The plans outlined by Sir Geoff Mulcahy, chief executive, were immediately scorned by analysts and institutional investors as little more than a retread of old ideas.
John Richards of NatWest Securities said: "I think it is being flattering to describe this announcement as a strategy. At this stage they are admitting what went wrong."
Sir Nigel Mobbs, acting non-executive chairman, defended the company's £3m pay-offs to the four sacked directors and denied they were "rewards for failure".
The boldest move announced yesterday was a plan to return Comet, the electrical business which lost £2m last year, to a more price-conscious format that relies on heavy advertising and one-off promotions. Sir Geoff also said that Trafalgar House's bid for Northern Electric could be helpful if it caused a shake-out in the market. "It could be the best thing that has happened to electrical retailing," he said. "Economic realities are beginning to take over."

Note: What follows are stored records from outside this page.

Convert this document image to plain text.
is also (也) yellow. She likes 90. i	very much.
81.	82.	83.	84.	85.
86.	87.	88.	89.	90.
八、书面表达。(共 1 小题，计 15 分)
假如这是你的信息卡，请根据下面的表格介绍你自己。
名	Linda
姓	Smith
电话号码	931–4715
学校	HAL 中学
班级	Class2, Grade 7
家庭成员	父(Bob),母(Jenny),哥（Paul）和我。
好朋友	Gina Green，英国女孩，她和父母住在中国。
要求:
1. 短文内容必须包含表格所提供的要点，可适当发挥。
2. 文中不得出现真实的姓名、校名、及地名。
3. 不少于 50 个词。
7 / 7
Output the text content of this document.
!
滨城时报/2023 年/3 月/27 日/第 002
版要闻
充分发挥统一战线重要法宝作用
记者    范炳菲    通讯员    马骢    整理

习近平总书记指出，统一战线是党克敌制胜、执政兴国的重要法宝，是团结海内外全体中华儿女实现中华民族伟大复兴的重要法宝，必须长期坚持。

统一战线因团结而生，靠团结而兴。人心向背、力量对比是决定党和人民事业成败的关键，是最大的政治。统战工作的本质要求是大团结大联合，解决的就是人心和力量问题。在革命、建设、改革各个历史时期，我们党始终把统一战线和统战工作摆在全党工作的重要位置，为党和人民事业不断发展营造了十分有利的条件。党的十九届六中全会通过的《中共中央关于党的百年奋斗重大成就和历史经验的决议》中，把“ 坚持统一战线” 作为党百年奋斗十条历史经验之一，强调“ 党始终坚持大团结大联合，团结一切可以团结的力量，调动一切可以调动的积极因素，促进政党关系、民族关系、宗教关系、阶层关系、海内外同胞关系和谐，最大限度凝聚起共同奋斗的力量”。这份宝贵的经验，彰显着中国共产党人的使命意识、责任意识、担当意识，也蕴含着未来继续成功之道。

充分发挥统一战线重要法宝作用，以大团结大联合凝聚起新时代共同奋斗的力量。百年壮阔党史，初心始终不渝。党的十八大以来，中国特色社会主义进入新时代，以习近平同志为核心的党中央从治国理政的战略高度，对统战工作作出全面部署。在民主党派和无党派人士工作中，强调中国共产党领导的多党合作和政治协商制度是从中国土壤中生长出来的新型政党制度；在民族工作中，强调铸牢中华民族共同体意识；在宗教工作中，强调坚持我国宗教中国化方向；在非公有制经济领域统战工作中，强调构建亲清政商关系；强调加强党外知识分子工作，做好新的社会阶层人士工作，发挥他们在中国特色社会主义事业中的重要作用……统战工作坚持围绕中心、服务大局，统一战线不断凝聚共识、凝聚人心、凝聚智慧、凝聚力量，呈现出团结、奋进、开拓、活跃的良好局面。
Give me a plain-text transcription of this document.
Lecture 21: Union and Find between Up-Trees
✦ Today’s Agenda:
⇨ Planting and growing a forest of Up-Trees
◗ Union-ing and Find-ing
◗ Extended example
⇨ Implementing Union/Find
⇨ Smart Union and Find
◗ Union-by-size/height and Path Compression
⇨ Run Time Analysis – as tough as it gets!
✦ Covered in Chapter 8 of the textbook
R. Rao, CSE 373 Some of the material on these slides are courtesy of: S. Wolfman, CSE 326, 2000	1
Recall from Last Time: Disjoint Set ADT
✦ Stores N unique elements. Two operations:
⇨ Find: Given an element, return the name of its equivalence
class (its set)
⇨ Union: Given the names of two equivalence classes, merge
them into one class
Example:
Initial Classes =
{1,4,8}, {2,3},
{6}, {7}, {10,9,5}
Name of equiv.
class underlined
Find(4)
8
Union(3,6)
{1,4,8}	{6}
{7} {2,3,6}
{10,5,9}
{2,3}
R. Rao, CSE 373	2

At Woolworths, where profits slumped by a third to £51.4m last year after a stock problems at Christmas and problems with the new till systems, the 780 stores will be divided into three groups according to size and the product offer adapted to each.
A new Christmas Development Manager has been appointed to ensure that the stock problems of the last two Christmas periods do to not recur. Prices will be keener and store layouts devoted to growth categories such as compact discs and videos, childwear and kitchenware.
The new strategy overshadowed widely trailed results which saw pre- tax profits fall by 9 per cent to £281.5m, excluding exceptional times of £37m. Sales increased by 9 per cent to £4.88bn.